L’ONG Amnesty International, qui recense depuis 1990 les exécutions à travers le monde, n’a pas encore publié son rapport 2024. Mais une chose est d’ores et déjà acquise : l’Arabie Saoudite, riche monarchie du Golfe figurera à nouveau sur le podium des pays ayant le plus eu recours, cette année, à la peine de mort. Le classement reste dominé par la Chine, où ont eu lieu plus de la moitié des exécutions planétaires, selon les estimations, soit des milliers de personnes – le chiffre est classé secret d’Etat. Vient ensuite l’Iran qui, l’an dernier, a exécuté au moins 853 personnes, selon l’organisation de défense des droits humains.
D’après un décompte actualisé mardi par l’AFP à la suite d’annonces des autorités saoudiennes, le nombre d’exécutions dans le royaume a dépassé la barre des 300, soit presque une par jour en moyenne. Une très nette augmentation par rapport aux 172 de l’an dernier et au record absolu de 196 exécutions, qui datait de 2022. Taha al-Hajji, directeur juridique de l’ONG l’European Saudi Organisation for Human Rights, a qualifié les exécutions de 2024 d’«incompréhensibles et inexplicables», s’alarmant de la «vitesse» à laquelle elles ont été menées.
«Mépris flagrant»
«Ce sombre bilan montre le mépris flagrant des autorités saoudiennes pour le droit à la vie et contredit leurs propres promesses de limiter le recours à la peine de mort», a déclaré Lina al-Hathloul, responsable de la communication de l’organisation de défense des droits humains ALQST. Malgré les pressions exercées depuis des années par les ONG, le premier exportateur mondial de pétrole ne compte pas modifier sa politique en la matière, convaincue que la peine capitale est «nécessaire au maintien de l’ordre public».
En 2022, le prince héritier Mohammed ben Salmane, dirigeant de facto du pays, avait déclaré au magazine The Atlantic que le royaume avait limité la peine de mort aux crimes majeurs. Un engagement non tenu, déplorent les défenseurs des droits humains. «Les chiffres ne mentent pas et contredisent complètement ces déclarations», a déclaré Taha al-Hajji à l’AFP. Depuis l’arrivée au pouvoir du roi Salmane en 2015, l’Arabie Saoudite a procédé à plus de 1 000 exécutions, un bilan d’autant plus critiqué que le pouvoir en place avait déclaré vouloir libéraliser la société saoudienne et moderniser le système judiciaire du royaume.
Depuis le début de l’année, 45 personnes ont été exécutées pour «des affaires liées au terrorisme» et au moins 103 pour trafic de drogue, soit plus d’un tiers du total.
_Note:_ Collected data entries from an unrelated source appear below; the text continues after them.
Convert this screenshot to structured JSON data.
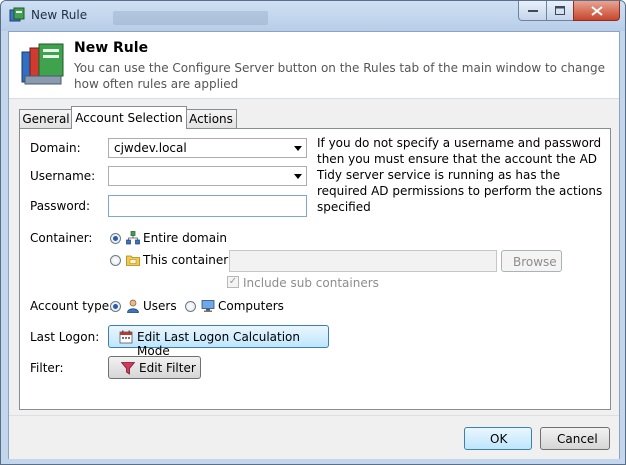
{
  "window": {
    "title": "New Rule"
  },
  "header": {
    "title": "New Rule",
    "description": "You can use the Configure Server button on the Rules tab of the main window to change how often rules are applied"
  },
  "tabs": [
    {
      "label": "General",
      "active": false
    },
    {
      "label": "Account Selection",
      "active": true
    },
    {
      "label": "Actions",
      "active": false
    }
  ],
  "form": {
    "domain_label": "Domain:",
    "domain_value": "cjwdev.local",
    "username_label": "Username:",
    "username_value": "",
    "password_label": "Password:",
    "password_value": "",
    "info_text": "If you do not specify a username and password then you must ensure that the account the AD Tidy server service is running as has the required AD permissions to perform the actions specified",
    "container_label": "Container:",
    "entire_domain_label": "Entire domain",
    "this_container_label": "This container:",
    "container_value": "",
    "browse_label": "Browse",
    "include_sub_label": "Include sub containers",
    "account_type_label": "Account type:",
    "users_label": "Users",
    "computers_label": "Computers",
    "last_logon_label": "Last Logon:",
    "edit_last_logon_label": "Edit Last Logon Calculation Mode",
    "filter_label": "Filter:",
    "edit_filter_label": "Edit Filter"
  },
  "footer": {
    "ok_label": "OK",
    "cancel_label": "Cancel"
  },
  "colors": {
    "titlebar": "#c4d6ec",
    "close_button": "#c9462c",
    "radio_dot": "#2a5ca8",
    "blue_button": "#bee6fd"
  }
}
Face à la part élevée des condamnations à mort liées au trafic de drogue, les Nations unies ont exhorté Riyad à mettre fin aux exécutions pour ce motif, estimant que les peines sévères en la matière contredisent les normes internationales. Autre record battu cette année par l’Arabie Saoudite : parmi les 303 personnes exécutées depuis janvier figurent 113 étrangers, pour la plupart condamnés pour trafic de drogue.
Au centre du jeu diplomatique
Un temps paria après l’assassinat barbare du journaliste saoudien Jamal Khashoggi dans le consulat saoudien d’Istanbul en 2018, Mohammed ben Salmane est revenu depuis au centre du jeu diplomatique. Fort de ses liens avec Moscou et Pékin, réconcilié avec l’Iran et sur le point de retrouver un allié de poids en la personne de Donald Trump à Washington, MBS se pose en acteur incontournable de la scène internationale.
Emmanuel Macron, l’un des premiers à lui avoir rendu visite quand il était encore ostracisé, espère également renforcer sa relation avec lui. Le président français a entamé lundi une visite d’Etat de trois jours dans le royaume saoudien. Mardi, plusieurs contrats et accords ont été annoncés, notamment dans le secteur des énergies renouvelables, avant un dîner en tête-à-tête entre les deux dirigeants. Forte de «l’excellence de sa relation» avec Riyad, la France assure aborder régulièrement la question des droits humains avec ses interlocuteurs saoudiens. Visiblement sans grand résultat.